Comments by "GH1618" (@GH-oi2jf) on "Should we abandon the multiverse theory? | Sabine Hossenfelder, Roger Penrose, Michio Kaku" video.
-
I don’t consider Kaku a good role model for young people just starting to get interested in physics. What little I’ve read of Kaku didn’t interest me at all. Admittedly, I am from an earlier generation, so call me old-fashioned, but I think there is a lot of pseudoscience pretending to be science nowadays.
My single most important influence as a teen interested in science ca. 1960 was Gamow’s “One, Two, Three, … Infinity.” I still have it and it is still a good book, although a few numbers need correcting. I expect Gamow was an important influence for many scientists and engineers my age.

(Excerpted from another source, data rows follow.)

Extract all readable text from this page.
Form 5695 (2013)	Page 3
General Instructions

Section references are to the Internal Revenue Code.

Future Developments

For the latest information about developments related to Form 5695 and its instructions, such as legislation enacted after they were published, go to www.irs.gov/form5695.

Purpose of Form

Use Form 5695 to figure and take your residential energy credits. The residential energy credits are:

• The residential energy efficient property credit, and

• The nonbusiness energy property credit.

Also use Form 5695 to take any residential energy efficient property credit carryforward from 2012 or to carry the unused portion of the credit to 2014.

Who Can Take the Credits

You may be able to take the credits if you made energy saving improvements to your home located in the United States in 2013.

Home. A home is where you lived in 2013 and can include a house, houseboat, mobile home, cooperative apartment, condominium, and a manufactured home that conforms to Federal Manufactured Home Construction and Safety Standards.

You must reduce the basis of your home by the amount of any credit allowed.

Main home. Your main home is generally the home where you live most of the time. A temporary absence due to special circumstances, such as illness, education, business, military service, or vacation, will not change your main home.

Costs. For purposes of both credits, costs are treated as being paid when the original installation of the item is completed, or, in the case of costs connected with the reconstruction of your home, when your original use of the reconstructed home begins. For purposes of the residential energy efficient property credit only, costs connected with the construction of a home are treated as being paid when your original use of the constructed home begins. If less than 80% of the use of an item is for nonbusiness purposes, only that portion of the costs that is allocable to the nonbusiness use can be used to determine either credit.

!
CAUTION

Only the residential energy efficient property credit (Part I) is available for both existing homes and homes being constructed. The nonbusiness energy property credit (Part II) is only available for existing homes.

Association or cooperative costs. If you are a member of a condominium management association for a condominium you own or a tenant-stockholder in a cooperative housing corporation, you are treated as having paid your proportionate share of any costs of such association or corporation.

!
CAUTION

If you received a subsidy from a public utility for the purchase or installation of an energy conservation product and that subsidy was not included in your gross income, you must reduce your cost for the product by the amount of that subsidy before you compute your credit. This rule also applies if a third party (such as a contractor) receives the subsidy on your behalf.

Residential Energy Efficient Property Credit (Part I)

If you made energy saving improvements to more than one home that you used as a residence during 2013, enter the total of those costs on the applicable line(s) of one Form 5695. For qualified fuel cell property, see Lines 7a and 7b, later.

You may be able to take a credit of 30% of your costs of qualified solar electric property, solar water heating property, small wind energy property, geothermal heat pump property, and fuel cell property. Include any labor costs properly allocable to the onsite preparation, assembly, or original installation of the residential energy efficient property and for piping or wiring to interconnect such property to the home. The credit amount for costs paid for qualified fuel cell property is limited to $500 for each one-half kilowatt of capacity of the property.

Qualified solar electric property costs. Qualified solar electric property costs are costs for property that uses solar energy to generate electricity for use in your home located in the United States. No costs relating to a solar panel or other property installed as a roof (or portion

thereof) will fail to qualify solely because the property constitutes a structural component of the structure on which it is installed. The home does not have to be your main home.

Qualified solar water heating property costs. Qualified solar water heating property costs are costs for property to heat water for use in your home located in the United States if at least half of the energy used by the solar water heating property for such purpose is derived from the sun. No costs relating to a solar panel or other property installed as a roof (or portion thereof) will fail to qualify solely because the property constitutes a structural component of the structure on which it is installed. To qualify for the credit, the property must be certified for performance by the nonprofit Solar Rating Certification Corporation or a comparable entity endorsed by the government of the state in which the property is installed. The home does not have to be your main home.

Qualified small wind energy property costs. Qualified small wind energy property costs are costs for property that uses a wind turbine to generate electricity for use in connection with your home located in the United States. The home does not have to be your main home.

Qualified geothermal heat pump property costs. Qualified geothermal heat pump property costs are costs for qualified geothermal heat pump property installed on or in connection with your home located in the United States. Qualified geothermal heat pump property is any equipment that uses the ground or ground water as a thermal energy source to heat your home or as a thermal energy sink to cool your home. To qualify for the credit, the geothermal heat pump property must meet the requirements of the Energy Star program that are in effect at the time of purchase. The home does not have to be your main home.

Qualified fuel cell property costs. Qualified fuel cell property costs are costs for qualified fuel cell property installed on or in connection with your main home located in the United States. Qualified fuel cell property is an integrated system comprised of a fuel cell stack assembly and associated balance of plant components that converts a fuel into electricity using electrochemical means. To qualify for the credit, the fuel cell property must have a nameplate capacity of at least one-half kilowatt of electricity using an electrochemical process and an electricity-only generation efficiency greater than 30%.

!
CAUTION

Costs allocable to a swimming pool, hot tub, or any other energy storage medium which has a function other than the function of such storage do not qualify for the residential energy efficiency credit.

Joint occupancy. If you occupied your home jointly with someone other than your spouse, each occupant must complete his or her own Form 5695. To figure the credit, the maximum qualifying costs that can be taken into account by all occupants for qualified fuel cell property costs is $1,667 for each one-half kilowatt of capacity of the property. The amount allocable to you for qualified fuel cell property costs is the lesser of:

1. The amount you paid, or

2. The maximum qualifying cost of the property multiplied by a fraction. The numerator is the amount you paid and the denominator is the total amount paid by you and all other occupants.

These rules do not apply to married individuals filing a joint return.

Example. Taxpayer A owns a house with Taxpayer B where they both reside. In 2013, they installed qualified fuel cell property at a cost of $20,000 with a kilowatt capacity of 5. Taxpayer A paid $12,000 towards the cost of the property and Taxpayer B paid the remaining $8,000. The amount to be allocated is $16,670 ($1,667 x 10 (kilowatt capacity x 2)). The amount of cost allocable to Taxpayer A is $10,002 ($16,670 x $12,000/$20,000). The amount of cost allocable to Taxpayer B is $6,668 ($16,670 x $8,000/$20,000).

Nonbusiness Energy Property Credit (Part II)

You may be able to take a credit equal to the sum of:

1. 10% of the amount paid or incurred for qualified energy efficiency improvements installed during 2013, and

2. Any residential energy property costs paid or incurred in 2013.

I also read Eddington’s “The Nature of the Physical World,” several times. That book is obsolete, but still of historical interest as well as an introduction to scientific thinking. Learning science at a young age isn’t so much about learning the current state of physics and the other physical sciences as it is learning what the scientific method is, i.e. how science is done.
For a more modern influence, Feynman is incomparable for the clarity of his presentation of ideas in physics, and for his refusal to be distracted by flim-flam.
Asimov, of course, wrote many popular books on various sciences. I am reading his collection of essays on physics right now.